In 2006 she received the Order of the Rising Sun, Gold Rays with Neck Ribbon, from the government of Japan and in 2002 was honored with the Japan-United States Fulbright Program 50th Anniversary Distinguished Scholar Award. She is an elected member of the American Academy of Arts and Sciences and the American Philosophical Society. Current activities include the National Coalition on Asian and International Studies in the Schools, the board of trustees of Asia Society, the board of directors of the Japan Society, elected member of the Council of the American Academy of Arts and Sciences, and others.
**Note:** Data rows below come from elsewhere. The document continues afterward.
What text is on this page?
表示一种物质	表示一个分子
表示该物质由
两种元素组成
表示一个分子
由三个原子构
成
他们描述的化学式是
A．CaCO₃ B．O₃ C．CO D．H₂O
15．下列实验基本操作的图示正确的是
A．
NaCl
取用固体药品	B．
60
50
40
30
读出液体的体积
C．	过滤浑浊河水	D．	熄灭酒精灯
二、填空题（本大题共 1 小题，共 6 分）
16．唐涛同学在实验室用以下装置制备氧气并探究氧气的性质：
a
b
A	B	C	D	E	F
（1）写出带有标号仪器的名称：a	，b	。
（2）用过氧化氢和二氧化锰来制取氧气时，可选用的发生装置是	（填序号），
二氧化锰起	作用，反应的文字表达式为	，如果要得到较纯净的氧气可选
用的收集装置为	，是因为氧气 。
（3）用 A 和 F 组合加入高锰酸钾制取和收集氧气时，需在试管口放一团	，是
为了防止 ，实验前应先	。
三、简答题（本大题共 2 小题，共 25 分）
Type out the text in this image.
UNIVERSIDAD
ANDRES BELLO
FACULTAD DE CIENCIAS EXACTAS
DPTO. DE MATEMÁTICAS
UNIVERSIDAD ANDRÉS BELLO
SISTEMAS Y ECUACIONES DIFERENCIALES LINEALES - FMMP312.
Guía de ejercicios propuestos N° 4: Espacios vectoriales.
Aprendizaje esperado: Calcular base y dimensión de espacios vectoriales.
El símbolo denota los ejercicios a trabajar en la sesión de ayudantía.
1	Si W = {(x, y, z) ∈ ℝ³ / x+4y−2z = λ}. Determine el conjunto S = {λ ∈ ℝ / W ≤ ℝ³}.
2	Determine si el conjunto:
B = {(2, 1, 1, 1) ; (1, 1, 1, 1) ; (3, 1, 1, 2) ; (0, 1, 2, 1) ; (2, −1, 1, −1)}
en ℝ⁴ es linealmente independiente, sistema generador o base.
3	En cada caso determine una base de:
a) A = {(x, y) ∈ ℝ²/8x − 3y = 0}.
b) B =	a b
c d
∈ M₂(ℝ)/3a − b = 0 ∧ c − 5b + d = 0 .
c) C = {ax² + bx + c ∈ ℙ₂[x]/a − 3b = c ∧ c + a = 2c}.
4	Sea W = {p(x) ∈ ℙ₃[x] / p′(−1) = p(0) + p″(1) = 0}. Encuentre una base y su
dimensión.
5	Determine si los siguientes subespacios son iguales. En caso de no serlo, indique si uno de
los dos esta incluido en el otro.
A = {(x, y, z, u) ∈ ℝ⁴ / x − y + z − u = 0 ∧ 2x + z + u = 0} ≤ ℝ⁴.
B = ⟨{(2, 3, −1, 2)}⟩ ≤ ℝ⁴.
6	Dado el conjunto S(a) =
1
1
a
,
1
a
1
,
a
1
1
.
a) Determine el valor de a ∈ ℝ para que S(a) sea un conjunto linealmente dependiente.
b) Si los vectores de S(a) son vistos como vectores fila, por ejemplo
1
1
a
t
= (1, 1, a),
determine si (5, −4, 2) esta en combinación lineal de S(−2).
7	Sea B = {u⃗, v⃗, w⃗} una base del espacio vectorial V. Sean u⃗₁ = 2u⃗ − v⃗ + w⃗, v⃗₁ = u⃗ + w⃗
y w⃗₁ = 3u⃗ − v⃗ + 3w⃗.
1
From 2002-2007 she directed the Expanding East Asian Studies (ExEAS) program (see below), a project funded by a $2 million grant from the Freeman Foundation. She chairs the WEAI publications program, working with Madge Huntington and others, to produce three series ( Studies of the Weatherhead East Asian Institute, Weatherhead Books on Asia, and Asia Perspectives).

She is a member of the university's Committee on Global Thought established by President Bollinger in 2005, and she headed the Undergraduate Initiative of the Committee, which produced its first report and proposals in April 2007.

She received her B.A. from Wellesley in 1962 and her Ph.D. from Columbia in 1977. She joined the Columbia faculty in 1975.